【1回目鑑賞の感想】
前半パートはとんでもないテンポで、映画に吸い込まれていった。他の人が指摘されているように「タランティーノっぽいなあ」と思ったほど。物語に引き込む力、半端ない。
俳優も良い。前田吟に似ているキム役の役者以外は、女性陣が特に魅力的(可愛いのも、美人なのも、おばさんも)。
前評判通り、これは傑作だと途中まで確信していたのだが、中盤から終盤に向かってのところは理不尽さと蛇足も多く、前半パートが恐ろしく素晴らしかっただけに、どんどん冷めていく自分がいた。
前半パートだけで評価されるなら、とんでもない傑作。5をつけても良いと思ったものの、後半、ファンタジーだとはわかっていつつも、文化や道徳観の決定的な違いで話にのめり込めない自分がいたのだ。
中盤までは非常に楽しめたのだが、後半からラストまでは楽しめなかった。シリアスに過ぎるということでもなく、主人公たちの気持ちに感情移入できなかった。
喜怒哀楽のポイントが(私とは)ずれていて、理解できないのだ。
いまこの人は悲しいんだろうな、怒っているんだろうな、恐怖を感じているんだろうなということではなく、ただただ、この主人公たちの感情がわからない。無機質なものに思えてしまった。

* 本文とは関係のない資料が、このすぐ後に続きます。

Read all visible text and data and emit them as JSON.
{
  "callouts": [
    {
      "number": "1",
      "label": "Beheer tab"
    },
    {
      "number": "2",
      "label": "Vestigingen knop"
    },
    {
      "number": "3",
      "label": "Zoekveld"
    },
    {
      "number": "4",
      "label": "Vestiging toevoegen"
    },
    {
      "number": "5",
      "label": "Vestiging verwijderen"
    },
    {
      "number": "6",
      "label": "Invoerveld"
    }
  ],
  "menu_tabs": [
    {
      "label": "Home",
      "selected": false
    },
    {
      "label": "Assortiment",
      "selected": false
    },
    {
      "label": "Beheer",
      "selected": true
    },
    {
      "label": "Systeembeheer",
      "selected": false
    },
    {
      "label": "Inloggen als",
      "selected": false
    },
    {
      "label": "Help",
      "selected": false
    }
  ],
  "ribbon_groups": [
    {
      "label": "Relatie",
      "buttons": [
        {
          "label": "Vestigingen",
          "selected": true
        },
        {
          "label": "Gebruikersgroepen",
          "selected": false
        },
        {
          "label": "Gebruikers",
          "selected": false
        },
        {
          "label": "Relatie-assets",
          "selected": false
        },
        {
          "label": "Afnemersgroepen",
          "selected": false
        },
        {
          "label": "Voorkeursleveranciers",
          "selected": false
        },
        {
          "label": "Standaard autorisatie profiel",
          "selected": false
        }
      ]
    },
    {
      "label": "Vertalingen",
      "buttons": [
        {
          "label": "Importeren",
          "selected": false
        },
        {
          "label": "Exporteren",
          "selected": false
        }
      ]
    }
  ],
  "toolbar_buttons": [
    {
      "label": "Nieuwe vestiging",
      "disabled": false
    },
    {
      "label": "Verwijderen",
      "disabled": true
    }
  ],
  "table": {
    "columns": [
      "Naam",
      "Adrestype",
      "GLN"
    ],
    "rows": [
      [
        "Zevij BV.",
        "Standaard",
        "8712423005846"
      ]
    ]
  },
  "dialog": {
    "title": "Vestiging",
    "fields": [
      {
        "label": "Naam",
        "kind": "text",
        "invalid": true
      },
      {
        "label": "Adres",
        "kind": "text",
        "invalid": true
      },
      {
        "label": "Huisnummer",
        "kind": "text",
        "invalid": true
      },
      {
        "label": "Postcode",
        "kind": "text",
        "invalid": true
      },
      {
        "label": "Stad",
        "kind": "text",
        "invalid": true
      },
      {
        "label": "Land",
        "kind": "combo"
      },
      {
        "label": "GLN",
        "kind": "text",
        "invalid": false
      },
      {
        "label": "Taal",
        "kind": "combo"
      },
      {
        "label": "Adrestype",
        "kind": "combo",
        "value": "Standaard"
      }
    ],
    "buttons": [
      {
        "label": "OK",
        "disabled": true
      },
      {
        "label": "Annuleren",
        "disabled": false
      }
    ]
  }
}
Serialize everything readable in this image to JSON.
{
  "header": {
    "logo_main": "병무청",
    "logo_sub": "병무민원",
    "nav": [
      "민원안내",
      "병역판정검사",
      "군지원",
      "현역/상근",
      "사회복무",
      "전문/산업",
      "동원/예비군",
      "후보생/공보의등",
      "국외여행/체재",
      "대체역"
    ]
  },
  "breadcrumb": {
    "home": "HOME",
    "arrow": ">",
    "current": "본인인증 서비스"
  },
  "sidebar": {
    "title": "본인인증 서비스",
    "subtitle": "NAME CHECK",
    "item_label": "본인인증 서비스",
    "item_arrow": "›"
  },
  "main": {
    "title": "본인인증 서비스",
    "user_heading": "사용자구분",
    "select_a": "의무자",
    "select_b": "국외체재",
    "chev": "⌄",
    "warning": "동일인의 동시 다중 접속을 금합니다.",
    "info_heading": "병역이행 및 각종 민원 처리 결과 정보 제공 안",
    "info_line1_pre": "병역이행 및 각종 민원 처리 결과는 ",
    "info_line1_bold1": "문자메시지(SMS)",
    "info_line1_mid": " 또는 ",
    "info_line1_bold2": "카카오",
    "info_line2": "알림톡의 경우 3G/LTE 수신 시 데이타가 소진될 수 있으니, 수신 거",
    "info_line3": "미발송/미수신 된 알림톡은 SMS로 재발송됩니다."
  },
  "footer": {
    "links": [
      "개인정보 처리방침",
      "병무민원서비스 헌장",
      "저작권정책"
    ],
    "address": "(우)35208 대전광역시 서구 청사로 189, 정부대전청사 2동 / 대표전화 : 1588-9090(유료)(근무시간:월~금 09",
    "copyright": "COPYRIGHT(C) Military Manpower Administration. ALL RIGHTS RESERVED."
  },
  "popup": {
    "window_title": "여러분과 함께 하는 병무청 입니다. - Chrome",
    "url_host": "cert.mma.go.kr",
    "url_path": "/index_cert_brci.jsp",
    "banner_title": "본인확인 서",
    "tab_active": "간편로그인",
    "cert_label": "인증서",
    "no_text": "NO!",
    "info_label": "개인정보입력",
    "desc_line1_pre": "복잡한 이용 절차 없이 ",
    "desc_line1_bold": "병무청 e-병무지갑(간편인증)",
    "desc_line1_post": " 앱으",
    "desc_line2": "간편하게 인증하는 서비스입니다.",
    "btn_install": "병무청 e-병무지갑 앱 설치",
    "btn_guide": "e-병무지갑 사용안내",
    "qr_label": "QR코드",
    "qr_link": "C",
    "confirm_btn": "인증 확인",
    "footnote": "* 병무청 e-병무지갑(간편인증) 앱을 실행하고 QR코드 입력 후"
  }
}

それは一緒に鑑賞した妻も同意見だった(帰宅最中の車の中で感想を言い合った)。
みんなあまり指摘しないが、なぜ『万引き家族』などは引き合いに出ないのだろうか。なんか禁じられていたりするのかな。
明らかにプロットは似通っているし、アイディアを拝借したようなところもあるように思えるのだが。
”道徳観の決定的な違い”が、私がこの映画に5を付けない理由。
少なくとも、『万引き家族』の方が私は良かったな。
ただし、1回鑑賞しただけなので。どこかのタイミングで映画館でもう1回鑑賞したいなと思う。
あと、円盤は買います。買って価値のあるコンテンツだと思う。